Slowly it seems, the work continues in the casino licensing process here in my home state. As an observer of reports in the general media, I see an increasing voice against gambling in Massachusetts. That is to be expected in any jurisdiction as the timelines progress and the major players pound the pavement for support. Some of it is purely political – an Everett mayoral candidate criticized the current mayor for not making a deal with Wynn Resorts that was good enough, for example – and political posturing is always expected. Some of it comes from individuals who are against gambling for the usual reasons – they find outlets in letters to the editor, forum responses and social media. Again, that’s never surprising. And some of it comes from towns simply not interested in having gaming in their backyard, as in Boxboro, where officials in mid-May shot down a proposed slot parlor there.
Now we have neighboring towns around Milford, where Foxwoods is involved in a casino proposal, banding together to form the MetroWest Anti-Casino Coalition. Hopkinton has led the opposition in this group, with officials there quite unhappy with the information it has received (or lack thereof) about the Milford bid from the Massachusetts Gaming Commission.
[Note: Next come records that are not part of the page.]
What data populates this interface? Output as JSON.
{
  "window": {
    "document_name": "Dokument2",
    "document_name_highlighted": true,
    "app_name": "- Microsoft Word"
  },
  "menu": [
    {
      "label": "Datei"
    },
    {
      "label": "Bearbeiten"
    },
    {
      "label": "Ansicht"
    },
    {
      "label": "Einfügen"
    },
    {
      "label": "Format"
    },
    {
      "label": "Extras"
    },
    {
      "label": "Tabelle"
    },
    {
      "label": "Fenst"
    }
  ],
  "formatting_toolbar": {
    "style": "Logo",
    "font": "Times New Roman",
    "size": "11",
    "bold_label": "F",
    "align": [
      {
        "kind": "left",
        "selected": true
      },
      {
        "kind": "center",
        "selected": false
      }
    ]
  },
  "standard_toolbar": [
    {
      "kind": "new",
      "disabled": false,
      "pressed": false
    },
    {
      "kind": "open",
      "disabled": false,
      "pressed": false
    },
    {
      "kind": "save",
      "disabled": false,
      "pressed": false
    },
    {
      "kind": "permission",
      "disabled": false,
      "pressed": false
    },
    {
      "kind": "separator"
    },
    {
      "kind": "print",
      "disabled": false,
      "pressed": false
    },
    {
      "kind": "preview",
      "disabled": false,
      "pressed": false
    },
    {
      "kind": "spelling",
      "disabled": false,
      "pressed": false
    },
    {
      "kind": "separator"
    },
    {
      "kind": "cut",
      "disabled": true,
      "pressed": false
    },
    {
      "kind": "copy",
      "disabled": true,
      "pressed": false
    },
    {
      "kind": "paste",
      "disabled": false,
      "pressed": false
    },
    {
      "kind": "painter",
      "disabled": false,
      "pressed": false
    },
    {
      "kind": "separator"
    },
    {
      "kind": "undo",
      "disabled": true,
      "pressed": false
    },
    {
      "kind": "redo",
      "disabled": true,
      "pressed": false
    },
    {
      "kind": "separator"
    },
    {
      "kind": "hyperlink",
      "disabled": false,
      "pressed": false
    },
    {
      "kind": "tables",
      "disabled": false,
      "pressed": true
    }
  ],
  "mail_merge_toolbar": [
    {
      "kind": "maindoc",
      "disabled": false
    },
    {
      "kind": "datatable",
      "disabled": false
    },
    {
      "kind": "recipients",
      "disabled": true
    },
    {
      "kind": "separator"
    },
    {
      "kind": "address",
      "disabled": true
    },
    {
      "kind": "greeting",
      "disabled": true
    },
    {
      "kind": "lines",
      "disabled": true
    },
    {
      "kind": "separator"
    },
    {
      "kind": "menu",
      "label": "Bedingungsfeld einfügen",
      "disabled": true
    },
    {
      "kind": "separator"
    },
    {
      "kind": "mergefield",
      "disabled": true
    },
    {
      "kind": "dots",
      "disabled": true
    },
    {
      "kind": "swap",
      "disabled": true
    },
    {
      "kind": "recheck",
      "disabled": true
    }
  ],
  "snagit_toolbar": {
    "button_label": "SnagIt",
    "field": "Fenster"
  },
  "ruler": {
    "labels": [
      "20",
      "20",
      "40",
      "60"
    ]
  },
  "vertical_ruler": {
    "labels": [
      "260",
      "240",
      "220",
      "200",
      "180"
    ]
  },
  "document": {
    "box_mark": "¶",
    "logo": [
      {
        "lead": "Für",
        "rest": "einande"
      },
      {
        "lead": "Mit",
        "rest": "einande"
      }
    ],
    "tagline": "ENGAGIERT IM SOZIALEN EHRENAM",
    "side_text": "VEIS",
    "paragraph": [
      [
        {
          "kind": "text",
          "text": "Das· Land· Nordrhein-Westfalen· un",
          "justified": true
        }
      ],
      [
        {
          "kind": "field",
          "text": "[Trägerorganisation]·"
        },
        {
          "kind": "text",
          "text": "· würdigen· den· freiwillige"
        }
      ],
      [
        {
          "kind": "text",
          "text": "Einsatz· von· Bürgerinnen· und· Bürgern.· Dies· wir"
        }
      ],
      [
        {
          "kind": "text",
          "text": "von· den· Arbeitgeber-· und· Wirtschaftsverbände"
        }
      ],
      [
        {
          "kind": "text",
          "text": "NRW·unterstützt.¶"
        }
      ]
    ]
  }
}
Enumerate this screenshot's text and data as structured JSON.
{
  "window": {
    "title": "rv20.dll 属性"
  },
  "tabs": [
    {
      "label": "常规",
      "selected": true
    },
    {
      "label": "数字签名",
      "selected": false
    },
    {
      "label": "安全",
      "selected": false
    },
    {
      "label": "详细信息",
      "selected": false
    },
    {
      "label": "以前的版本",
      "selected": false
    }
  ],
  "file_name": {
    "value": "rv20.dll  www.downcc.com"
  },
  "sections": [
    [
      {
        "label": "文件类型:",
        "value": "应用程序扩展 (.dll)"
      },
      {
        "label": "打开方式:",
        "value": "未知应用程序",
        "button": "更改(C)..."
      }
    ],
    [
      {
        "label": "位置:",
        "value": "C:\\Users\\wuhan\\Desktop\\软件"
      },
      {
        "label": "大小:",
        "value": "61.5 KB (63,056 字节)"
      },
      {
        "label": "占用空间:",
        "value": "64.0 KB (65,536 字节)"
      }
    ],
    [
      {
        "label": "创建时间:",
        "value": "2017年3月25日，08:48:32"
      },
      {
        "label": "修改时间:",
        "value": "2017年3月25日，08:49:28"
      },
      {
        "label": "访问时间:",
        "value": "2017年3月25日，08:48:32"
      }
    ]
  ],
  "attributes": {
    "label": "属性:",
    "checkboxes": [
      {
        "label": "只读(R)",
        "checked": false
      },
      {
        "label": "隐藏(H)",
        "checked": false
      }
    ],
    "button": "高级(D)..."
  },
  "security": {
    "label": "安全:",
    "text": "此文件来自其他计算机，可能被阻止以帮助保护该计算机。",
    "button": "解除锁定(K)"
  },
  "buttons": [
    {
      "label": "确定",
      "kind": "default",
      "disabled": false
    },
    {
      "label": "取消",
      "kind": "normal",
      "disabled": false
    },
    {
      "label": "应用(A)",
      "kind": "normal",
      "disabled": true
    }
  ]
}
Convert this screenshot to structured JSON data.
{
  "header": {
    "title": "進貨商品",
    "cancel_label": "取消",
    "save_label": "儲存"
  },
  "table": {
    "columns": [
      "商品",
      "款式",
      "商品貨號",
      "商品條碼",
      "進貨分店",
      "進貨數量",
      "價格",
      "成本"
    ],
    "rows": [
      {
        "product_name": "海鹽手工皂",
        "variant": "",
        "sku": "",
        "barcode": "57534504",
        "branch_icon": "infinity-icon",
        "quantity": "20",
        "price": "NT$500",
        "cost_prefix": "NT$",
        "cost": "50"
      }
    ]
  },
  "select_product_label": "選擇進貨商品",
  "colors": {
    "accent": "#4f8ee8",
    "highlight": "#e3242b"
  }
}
Foxwoods will make its case with the Milford Board of Selectmen in a public meeting this evening, and you can bet that will be a lively session.
At another meeting this week, residents of Plainville will hear about the slot parlor bid for Plainridge Racecourse Tuesday evening in a forum held by the Commission. I’ve stated before that I hope Plainridge is the successful bidder for the sole license. It makes sense to me for two reasons. First, it’s an existing racetrack with much of the infrastructure already in place, and people already accept it as a gaming facility. Second, it has supported the community for years, struggling to survive in a region that has seen most racetracks go out of business. Sure, it did so because of the potential pot of gold, but the fact is it gave horsemen a livelihood when they needed it. That should mean something assuming its slot proposal is on par with the others.
On the casino front, the Commission set the schedule for commercial bidding in Southeast Massachusetts, with bids due by September 30. A potential license wouldn’t come until late next year. But there’s the rub – companies interested in bidding, and there appear to be two, aren’t assured that a license will be awarded. They may do all the work for nothing if substantial progress is made on the tribal front. The Mashpee Wampanoags have major hurdles of their own for a planned casino in Taunton, and that’s why the state is hedging its bets by accepting commercial applications. But at this point, any casino in the Southeast region will be at a significant disadvantage, giving a head start to others which can grab market share and player loyalty.
And let’s not forget, Twin River in Rhode Island becomes a full casino in July, adding table games to its 4,600-slot gaming floor. Twin River has defied the odds as the most successful gaming facility in New England the past few years, but revenues are down 3.2 percent through the first four months of this year. Table games should provide a welcome boost, and gives it a competitive edge before anything in Massachusetts gets up and running.